Le point Vétérinaire n° 264 du 01/04/2006
 

ANALGÉSIE DU CHIEN ET DU CHAT

Éclairer

NOUVEAUTÉS

Philippe Michon

13, rue Pierre-Gillet
08800 Charleville-Mézières

L’utilisation du fentanyl(1) par voie transcutanée devrait se limiter à la gestion des animaux douloureux non manipulables mais monitorables.

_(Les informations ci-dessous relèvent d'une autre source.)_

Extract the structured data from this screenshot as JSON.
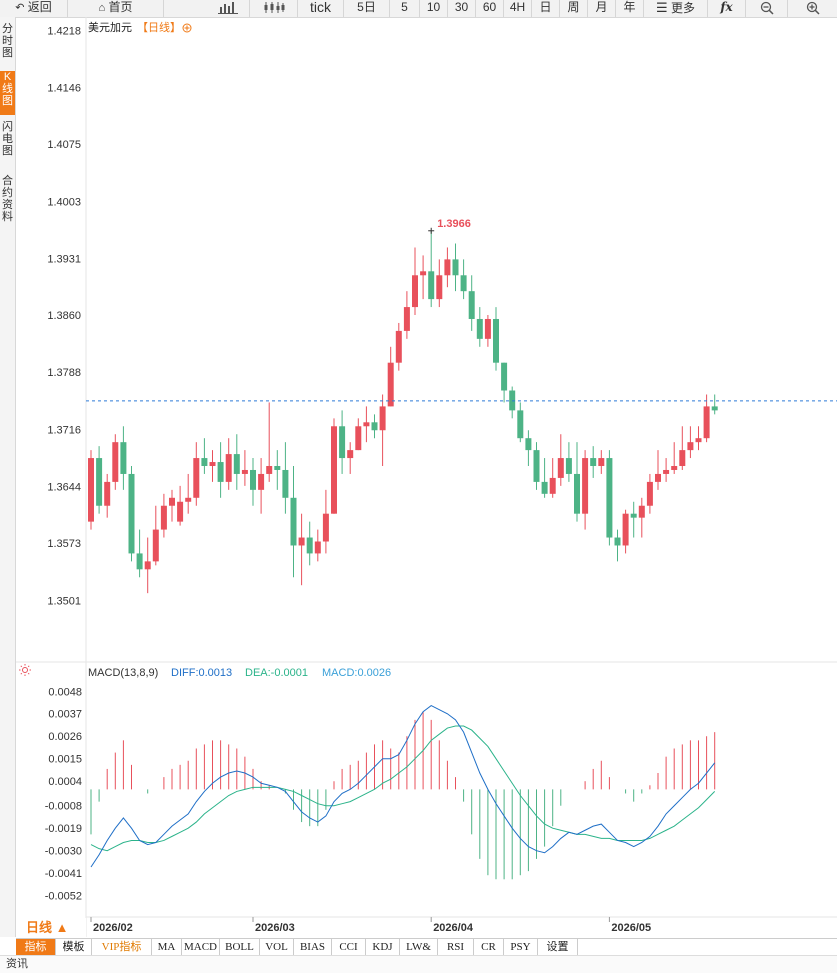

Le fentanyl(1) estun opioïdesynthétique dont la forme galénique transcutanée est utilisée en médecine vétérinaire depuis une dizaine d’années. Une nouvelle forme à diffusion contrôlée (Ionsys®) a obtenu une autorisation de mise sur le marché (AMM) pour le contrôle de la douleur postopératoire en médecine humaine. De nombreuses questions se posent cependant avant d’envisager l’emploi de ces patchs en médecine vétérinaire. Outre le coût et les inconvénients de mise en place, l’éventuelle supériorité antalgique du fentanyl(1) chez le chien et chez le chat est aujourd’hui à reconsidérer car :

- les récepteurs aux opioïdes chez le chien sont plus sensibles à la morphine(1) qu’au fentanyl(1) [8] ;

- le mode de redistribution du fentanyl(1) après son accumulation lipidique n’est pas encore identifié [16].

En outre, si une étude rapporte des effets secondaires légers chez 20 chiens sur 52 et chez 13 chats sur 71, elle fait également mention de la mort d’un chat [14].

Mécanismes d’action des opioïdes

Les mécanismes d’action proposés sont :

- une activité au niveau médullaire sur le système GABA pré- ou postsynaptique ;

- au niveau supraspinal, une inhibition des contrôles inhibiteurs descendants qui fait disparaître le contraste entre nociception et somesthésie, et crée un bruit de fond qui empêche la distinction de la douleur ;

- au niveau périphérique, l’activité, qui est plus nette lors d’inflammation, serait due aux récepteurs µ, δ et ? des terminaisons périphériques préactivés par l’inflammation [3].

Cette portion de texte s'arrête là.